Antibiotik murah untuk sistitis pada wanita: daftar

Yang paling efektif dan murah adalah fluoroquinolones:

Quinol non-fluorinated (Negram, Palin, Neuigremon) lebih jarang digunakan pada orang dewasa karena meningkatnya stabilitas flora.

Antibiotik untuk sistitis pada pria dan wanita: dosis

Antibiotik untuk sistitis pada anak-anak

Untuk anak-anak, beta-laktam yang dilindungi oleh inhibitor dan cephalosporins oral generasi kedua dan ketiga direkomendasikan.

Pemberian fosfomycin trometamol (Monural) juga efektif.

Yang paling umum digunakan adalah:

Nitrofuran:

Persiapan Asam Nalidiksik:

Asam pipemidinovy:

Cystitis tidak lewat setelah antibiotik?

Kesalahan umum dalam pengobatan radang kandung kemih adalah penggunaan obat dengan efisiensi rendah tindakan pada patogen atau penggunaan agen dengan frekuensi resistensi bakteri yang tinggi terhadap tindakan mereka. Sistitis setelah antibiotik sering dilestarikan ketika penisilin (Ampisilin, Amoksisilin), sulfonamid (Co-trimoxazole, Biseptol) dan Nitroxolin diresepkan.

Hal ini disebabkan tingginya tingkat resistensi antibiotik terhadap produk-produk ini.

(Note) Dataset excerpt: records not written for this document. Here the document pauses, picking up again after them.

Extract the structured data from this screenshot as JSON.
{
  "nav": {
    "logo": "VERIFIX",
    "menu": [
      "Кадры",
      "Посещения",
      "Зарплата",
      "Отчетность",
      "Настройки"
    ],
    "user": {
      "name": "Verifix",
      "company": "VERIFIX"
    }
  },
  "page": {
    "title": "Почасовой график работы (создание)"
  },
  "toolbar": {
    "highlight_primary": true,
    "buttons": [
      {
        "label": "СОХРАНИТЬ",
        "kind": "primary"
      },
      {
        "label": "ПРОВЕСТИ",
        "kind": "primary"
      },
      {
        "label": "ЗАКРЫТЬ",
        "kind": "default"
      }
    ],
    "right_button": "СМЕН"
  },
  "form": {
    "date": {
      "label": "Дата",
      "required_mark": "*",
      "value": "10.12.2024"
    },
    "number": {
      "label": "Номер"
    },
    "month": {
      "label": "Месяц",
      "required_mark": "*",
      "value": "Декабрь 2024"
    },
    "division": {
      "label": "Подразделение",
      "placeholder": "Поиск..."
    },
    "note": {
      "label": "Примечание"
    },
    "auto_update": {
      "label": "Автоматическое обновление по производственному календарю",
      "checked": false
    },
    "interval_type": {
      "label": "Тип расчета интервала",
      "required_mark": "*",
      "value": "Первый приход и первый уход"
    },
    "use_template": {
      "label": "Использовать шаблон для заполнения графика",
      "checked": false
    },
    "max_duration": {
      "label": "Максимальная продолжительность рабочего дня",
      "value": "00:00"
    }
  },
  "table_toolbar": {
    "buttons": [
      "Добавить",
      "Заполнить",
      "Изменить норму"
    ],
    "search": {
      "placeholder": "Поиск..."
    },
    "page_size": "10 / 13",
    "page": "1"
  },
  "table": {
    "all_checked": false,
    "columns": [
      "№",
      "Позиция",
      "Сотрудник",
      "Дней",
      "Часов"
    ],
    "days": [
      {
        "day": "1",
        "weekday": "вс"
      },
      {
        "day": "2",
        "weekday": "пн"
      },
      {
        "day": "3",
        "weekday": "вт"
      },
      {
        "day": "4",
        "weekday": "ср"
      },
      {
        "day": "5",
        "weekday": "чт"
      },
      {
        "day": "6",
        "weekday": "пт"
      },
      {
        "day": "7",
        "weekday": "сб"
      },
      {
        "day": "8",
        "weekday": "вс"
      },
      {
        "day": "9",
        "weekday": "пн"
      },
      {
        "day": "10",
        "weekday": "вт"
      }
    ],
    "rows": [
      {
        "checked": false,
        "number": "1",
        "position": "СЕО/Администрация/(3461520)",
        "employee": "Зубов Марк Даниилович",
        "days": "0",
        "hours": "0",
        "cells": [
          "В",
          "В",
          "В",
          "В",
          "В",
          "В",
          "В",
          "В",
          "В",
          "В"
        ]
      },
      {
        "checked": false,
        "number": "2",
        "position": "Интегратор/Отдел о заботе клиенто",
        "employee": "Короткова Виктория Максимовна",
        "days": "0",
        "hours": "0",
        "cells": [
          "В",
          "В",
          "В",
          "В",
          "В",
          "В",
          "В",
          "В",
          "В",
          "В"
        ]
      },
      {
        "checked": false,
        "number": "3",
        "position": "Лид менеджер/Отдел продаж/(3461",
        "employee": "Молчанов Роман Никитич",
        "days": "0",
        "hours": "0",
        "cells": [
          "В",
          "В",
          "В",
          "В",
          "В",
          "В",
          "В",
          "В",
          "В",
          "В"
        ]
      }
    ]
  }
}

Bisakah cystitis disembuhkan tanpa antibiotik?

Antibiotik untuk pengobatan sistitis tidak hanya digunakan dalam kasus etiologi parasit penyakit.

Sistitis seperti ini disebabkan oleh schistosomiasis diobati dengan agen antiparasit.

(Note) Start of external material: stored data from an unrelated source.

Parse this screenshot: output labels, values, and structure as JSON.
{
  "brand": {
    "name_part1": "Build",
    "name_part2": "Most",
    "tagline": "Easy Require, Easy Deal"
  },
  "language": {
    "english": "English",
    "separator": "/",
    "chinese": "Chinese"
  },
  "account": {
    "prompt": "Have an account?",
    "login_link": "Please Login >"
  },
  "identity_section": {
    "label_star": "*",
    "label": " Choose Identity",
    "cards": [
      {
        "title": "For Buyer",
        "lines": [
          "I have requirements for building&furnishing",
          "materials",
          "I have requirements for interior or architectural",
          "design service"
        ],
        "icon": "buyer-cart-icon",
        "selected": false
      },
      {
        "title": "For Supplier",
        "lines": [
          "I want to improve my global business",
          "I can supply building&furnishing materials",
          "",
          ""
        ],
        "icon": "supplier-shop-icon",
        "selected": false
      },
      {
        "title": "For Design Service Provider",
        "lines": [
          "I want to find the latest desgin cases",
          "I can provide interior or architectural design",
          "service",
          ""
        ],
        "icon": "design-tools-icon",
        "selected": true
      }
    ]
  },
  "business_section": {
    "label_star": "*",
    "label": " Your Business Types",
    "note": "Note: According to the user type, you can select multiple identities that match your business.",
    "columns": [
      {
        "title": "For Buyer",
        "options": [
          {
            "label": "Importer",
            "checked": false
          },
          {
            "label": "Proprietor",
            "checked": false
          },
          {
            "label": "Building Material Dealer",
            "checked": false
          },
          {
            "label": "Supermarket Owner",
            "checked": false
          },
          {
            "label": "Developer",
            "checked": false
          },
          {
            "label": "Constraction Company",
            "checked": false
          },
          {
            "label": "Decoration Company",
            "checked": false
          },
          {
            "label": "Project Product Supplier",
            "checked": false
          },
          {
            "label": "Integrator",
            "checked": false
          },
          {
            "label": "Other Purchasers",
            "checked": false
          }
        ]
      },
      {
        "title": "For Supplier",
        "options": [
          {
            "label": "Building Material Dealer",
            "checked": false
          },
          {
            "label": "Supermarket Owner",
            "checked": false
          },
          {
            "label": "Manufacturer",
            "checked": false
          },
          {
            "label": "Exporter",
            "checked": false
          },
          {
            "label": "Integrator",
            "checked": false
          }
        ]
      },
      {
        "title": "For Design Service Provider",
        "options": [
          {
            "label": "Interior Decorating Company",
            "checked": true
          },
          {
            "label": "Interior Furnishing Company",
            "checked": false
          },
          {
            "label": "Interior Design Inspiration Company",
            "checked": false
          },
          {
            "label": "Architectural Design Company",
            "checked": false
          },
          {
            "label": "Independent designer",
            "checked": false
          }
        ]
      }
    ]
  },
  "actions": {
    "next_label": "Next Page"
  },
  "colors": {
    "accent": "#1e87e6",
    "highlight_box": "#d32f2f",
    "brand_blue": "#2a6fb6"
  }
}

  1. Praziquantel (Biltricid) digunakan pada anak-anak dan orang dewasa. Dosis yang dianjurkan adalah 20 mg / kg tiga kali sehari, pada siang hari.
  2. Metrifonat digunakan pada 7,5-10 mg / kg (tidak melebihi dosis harian 600 mg) tiga kali sehari, dengan kursus berulang dalam dua minggu.
  3. Niridazole diresepkan pada tingkat 25 mg / kg (maksimum 1500 mg per hari), dibagi menjadi 3 dosis dalam satu hingga satu minggu.
  4. Gikanton diberikan secara intramuskular 3 mg / kg.

Dalam kasus komplikasi kanker schistosomiasis genital, kistektomi radikal (pengangkatan kandung kemih) diindikasikan.

Efek samping utama dalam penunjukan terapi antiparasit: gangguan dispepsia, sakit kepala, gangguan neuropsikiatrik, kelemahan, penurunan kinerja, pusing yang ditandai.

Dalam kasus penyakit etiologi lain, pengobatan sistitis tanpa antibiotik tidak dilakukan. Bentuk akut dapat sembuh sendiri, tetapi membutuhkan berbulan-bulan, dan gejala utama penyakit ini memberikan ketidaknyamanan yang cukup besar kepada pasien dalam kehidupan sehari-hari. Selain itu, jaminan perawatan primer yang tidak diresepkan juga sering kambuh lagi dan meningkatkan risiko proses kronis.

Obat-obatan digunakan untuk pencegahan infeksi saluran kemih pada wanita

Untuk mencegah kekambuhan dan kronisasi penyakit, penggunaan jangka panjang dari dosis rendah agen antimikroba direkomendasikan.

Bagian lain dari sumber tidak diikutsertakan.